Lorsque Jésus raconte une parabole, il dessine à grand trait une caricature, pour nous introduire au dessein de Dieu.
‘Mon Dieu, je te rends grâce
parce que je ne suis pas comme les autres hommes
– ils sont voleurs, injustes, adultères –,
ou encore comme ce publicain.
Je jeûne deux fois par semaine
et je verse le dixième de tout ce que je gagne.’
Si la prière du pharisien nous est présentée avec excès, c'est pour mieux souligner, et donc provoquer, l'autosuffisance de cet homme qui n'attend de Dieu que reconnaissance. Tant il se justifie lui-même qu'il n'a nullement besoin d'être justifié par Dieu !

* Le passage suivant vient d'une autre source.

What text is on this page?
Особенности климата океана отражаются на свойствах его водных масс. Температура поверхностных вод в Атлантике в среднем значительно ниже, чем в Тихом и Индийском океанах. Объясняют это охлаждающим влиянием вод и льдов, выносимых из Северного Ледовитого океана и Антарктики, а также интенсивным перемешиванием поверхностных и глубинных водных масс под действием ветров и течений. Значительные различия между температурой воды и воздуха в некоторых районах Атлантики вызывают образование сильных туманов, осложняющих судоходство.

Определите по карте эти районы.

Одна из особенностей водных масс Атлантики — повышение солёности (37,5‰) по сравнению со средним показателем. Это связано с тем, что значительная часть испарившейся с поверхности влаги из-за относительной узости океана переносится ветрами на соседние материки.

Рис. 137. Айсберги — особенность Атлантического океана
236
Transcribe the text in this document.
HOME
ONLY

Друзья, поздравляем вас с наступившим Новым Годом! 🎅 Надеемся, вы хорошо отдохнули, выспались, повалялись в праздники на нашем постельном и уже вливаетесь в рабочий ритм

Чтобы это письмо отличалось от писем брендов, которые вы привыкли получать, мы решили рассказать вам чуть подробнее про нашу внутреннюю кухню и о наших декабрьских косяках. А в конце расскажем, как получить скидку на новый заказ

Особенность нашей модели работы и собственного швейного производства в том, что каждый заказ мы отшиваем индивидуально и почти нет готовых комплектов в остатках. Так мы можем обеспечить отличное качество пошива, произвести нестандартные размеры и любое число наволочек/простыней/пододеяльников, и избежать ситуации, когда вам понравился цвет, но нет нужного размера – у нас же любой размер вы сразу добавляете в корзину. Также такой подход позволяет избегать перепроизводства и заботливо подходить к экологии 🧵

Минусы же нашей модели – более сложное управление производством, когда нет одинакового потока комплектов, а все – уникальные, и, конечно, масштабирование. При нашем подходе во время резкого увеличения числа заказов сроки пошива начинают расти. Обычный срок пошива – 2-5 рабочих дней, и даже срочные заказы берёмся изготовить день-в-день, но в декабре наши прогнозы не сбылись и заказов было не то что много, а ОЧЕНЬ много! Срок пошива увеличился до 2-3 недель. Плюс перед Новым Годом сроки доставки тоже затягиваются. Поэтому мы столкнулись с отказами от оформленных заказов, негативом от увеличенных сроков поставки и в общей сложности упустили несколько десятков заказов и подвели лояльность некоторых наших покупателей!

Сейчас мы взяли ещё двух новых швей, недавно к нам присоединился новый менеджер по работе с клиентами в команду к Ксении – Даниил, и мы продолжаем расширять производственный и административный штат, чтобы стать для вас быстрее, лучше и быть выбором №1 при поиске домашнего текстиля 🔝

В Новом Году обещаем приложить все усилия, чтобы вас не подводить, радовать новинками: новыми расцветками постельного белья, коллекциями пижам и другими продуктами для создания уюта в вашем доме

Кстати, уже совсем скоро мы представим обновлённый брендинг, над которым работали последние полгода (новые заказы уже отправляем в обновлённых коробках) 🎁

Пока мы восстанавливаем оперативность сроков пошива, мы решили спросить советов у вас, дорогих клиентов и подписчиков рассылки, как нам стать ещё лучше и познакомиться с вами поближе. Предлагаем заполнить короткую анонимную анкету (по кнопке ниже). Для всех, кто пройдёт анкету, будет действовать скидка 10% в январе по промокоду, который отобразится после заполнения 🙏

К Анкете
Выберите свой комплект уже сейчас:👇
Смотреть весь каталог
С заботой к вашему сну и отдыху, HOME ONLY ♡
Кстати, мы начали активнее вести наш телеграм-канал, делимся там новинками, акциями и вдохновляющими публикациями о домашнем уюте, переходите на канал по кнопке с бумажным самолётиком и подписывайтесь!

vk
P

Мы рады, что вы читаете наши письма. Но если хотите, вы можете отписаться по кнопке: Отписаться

Cette attitude caricaturale du pharisien, chez Luc, peut être déployée, selon les diverses postures mal ajustées de la prière et de la vie chrétienne, l'une et l'autre partageant les mêmes travers. Ainsi, dans ce dessin de Sempé, ci-dessous : cette paroissienne, qui manifestement a quelques reproches à adresser au Seigneur, doit de la même manière, être pleine de reproches pour celles et ceux qui la côtoient...
Décédé cet été, Sempé n'était pas seulement, avec Goscinny, le père du "Petit Nicolas" ; il a su, par ailleurs, dessiner avec beaucoup de sympathie les petits travers de nos contemporains, et croquer avec finesse les élans spirituels, et les attitudes qui leurs sont associées.
Sempé, "Quelques Mystiques", éditions Denoël, 1998, page 37
Toujours dans le même album, ces petites gens que l'on retrouve dans des églises très grandes, très baroques, avec les décors qui soulignent la grandeur d'un Dieu Tout Puissant, mais qui, visiblement, n'empêchent pas que l'on converse avec lui comme on peut le faire avec un familier :
- "C'est encore moi..." (page 13),
- "Bon, maintenant, la balle est dans votre camp" (page 52)
- "A chaque office, j'essaie de chanter de toute mon âme le "Sancta Maria gratia plena", "l'Agnus Dei", qui est très beau aussi, et le magnifique "Dona nobis pacem". Mais, en fin de compte,
ce qui prédomine à chaque fois et qu'inconsciemment je fredonne, c'est "Que reste-t-il de nos amours ?" (page 15)
Et tout simplement, pour clore la prière, ce petit geste d'au revoir de la main, le regard plein de lumière et de reconnaissance , du dessin ci-dessus (page 60). (N'hésitez pas à "cliquer" dessus
pour l'agrandir)
Conversation amicale, confiante, comme un ami parle à un ami... Merci Monsieur Sempé de nous faire redécouvrir ces enseignements simples sur la prière.
L'Evangéliste Luc est celui qui évoque avec le plus d'insistance la prière du Christ, et qui donne écho aux prières de la communauté chrétienne (Cantique de Marie/Magnificat, Cantique de Zacharie/Benedictus, Cantique de Syméon/Nic Dimitus) ; il est aussi celui qui revient incessamment sur l'enseignement du Christ au sujet de la prière.
La prière est l'attitude filiale que tout un chacun doit avoir vis à vis de Dieu. Il ne s'agit pas de rabâcher "comme les païens" des formules par cœur, mais de mettre son cœur dans les mots formulés. Celui qui se présente dans sa prière comme un "ayant droit" ne sera pas exaucé, mais celui qui dans la prière fais l'effort de convertir ses désirs, pour les ajuster au projet de Dieu, celui là sera entendu.